La infraestructura eléctrica dejó de evaluarse únicamente por su capacidad para mantener operativas las plantas durante un corte de energía. Hoy, las empresas industriales incorporan nuevos criterios para decidir sus inversiones, privilegiando la vida útil de los equipos, los costos de mantenimiento, la facilidad para ampliar la capacidad instalada y la disponibilidad de refacciones durante los próximos años.
El cambio responde al crecimiento de industrias que requieren operaciones continuas, como manufactura, logística, telecomunicaciones, centros de datos y hospitales, donde una interrupción del suministro puede traducirse en pérdidas de producción, incumplimientos con clientes y mayores costos operativos.
La tendencia también coincide con las proyecciones del World Energy Outlook 2025 de la Agencia Internacional de Energía (IEA), que advierte que la economía mundial dependerá cada vez más de sistemas eléctricos resilientes.
El organismo reporta que solo durante 2023 los fenómenos meteorológicos extremos provocaron interrupciones del suministro que afectaron a más de 210 millones de hogares y que cerca del 85% de esos eventos estuvieron relacionados con daños en las redes de transmisión y distribución. El estudio concluye que fortalecer la infraestructura eléctrica exigirá sistemas con mayor flexibilidad y capacidad de respuesta para garantizar la estabilidad del suministro.
Esta realidad ha modificado la forma en que las compañías calculan el costo de su infraestructura. El precio de adquisición ya no es el único indicador. Las empresas también consideran la frecuencia de mantenimiento, la posibilidad de incrementar la capacidad instalada sin sustituir equipos completos, el tiempo requerido para realizar intervenciones y el impacto que éstas pueden tener sobre la operación.

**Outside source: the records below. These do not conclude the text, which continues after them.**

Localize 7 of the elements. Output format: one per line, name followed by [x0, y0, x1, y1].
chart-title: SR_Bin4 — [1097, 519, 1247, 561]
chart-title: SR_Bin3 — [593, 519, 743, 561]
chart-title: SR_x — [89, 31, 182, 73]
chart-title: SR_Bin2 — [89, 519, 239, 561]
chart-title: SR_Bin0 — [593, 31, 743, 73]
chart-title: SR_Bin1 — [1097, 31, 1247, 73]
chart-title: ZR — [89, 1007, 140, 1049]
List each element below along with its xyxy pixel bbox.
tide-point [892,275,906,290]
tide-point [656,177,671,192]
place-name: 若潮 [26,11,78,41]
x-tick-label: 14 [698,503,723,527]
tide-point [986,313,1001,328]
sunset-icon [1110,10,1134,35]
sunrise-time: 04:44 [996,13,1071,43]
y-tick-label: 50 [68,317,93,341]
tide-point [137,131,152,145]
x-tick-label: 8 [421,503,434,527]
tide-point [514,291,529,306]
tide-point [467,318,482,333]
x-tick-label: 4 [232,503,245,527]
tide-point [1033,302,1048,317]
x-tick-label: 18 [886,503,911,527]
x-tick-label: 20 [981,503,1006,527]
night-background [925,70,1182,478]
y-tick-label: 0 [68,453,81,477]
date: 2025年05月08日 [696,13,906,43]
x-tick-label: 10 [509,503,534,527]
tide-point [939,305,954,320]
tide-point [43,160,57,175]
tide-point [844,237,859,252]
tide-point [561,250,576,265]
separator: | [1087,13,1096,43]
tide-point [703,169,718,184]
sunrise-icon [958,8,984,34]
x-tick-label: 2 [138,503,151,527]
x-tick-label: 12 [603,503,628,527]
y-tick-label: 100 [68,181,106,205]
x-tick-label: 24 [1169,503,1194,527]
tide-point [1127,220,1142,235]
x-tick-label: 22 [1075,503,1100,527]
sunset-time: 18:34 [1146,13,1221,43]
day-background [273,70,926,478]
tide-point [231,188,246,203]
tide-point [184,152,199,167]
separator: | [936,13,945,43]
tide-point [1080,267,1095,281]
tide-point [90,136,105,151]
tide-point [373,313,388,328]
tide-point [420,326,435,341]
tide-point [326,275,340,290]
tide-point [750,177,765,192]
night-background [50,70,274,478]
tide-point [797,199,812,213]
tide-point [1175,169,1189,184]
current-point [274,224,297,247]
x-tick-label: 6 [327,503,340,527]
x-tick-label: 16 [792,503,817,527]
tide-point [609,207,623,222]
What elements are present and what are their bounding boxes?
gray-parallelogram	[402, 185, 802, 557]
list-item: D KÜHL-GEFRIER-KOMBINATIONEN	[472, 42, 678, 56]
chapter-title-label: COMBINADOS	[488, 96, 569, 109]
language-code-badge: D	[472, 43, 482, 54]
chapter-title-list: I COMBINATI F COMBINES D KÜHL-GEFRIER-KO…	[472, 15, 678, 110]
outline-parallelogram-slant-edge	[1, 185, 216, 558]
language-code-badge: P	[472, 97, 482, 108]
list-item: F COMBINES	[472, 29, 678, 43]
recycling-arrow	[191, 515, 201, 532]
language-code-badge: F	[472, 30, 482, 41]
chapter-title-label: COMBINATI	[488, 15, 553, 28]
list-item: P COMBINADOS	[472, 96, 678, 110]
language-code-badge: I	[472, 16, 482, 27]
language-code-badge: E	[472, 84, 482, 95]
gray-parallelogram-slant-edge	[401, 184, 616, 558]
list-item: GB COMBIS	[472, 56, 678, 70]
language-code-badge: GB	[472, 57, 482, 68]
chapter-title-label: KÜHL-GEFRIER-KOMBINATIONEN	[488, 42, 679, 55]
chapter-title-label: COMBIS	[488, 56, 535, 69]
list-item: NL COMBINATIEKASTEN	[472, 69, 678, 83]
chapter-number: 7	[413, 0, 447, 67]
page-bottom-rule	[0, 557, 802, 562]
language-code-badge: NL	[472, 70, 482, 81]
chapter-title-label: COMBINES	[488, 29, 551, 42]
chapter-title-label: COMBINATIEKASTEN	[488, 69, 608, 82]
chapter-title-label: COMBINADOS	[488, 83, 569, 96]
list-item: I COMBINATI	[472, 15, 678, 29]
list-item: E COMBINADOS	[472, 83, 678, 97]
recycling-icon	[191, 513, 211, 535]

"La conversación con nuestros clientes cambió. Antes la principal pregunta era cuánto tiempo podía respaldar un UPS. Ahora quieren saber cuánto les costará mantener esa infraestructura durante la próxima década, qué tan fácil será ampliarla conforme crezca la operación y cómo pueden planear esos costos con mayor certeza. Esa necesidad está cambiando la forma en que se toman las decisiones de inversión", explicó Alejandro Lavín, product manager CPS de Eaton México.
La evolución también responde al crecimiento de la automatización, la digitalización y la manufactura avanzada. Las plantas industriales dependen cada vez más de procesos conectados y equipos de alta disponibilidad, por lo que la infraestructura eléctrica pasó de ser un sistema de respaldo a convertirse en un activo estratégico para la continuidad operativa.
Como parte de esta tendencia, Eaton amplió en México su portafolio de sistemas de alimentación ininterrumpida (UPS) para infraestructura crítica. Las nuevas soluciones incorporan arquitecturas modulares que permiten aumentar la capacidad instalada sin reemplazar completamente los equipos existentes, además de tecnologías que facilitan el mantenimiento sin detener la operación y sistemas avanzados para la administración de baterías.
Estas características buscan reducir los tiempos de intervención, extender la vida útil de los equipos y ofrecer una mayor previsibilidad sobre los costos asociados a la operación de la infraestructura eléctrica, aspectos que hoy pesan cada vez más en la planeación financiera de las organizaciones.
"La disponibilidad seguirá siendo un requisito indispensable, pero ya no es suficiente. Las organizaciones buscan infraestructura que les permita planear con mayor certidumbre el crecimiento de sus operaciones, reducir la incertidumbre asociada al mantenimiento y tomar decisiones de inversión con una visión de largo plazo", concluyó Lavín.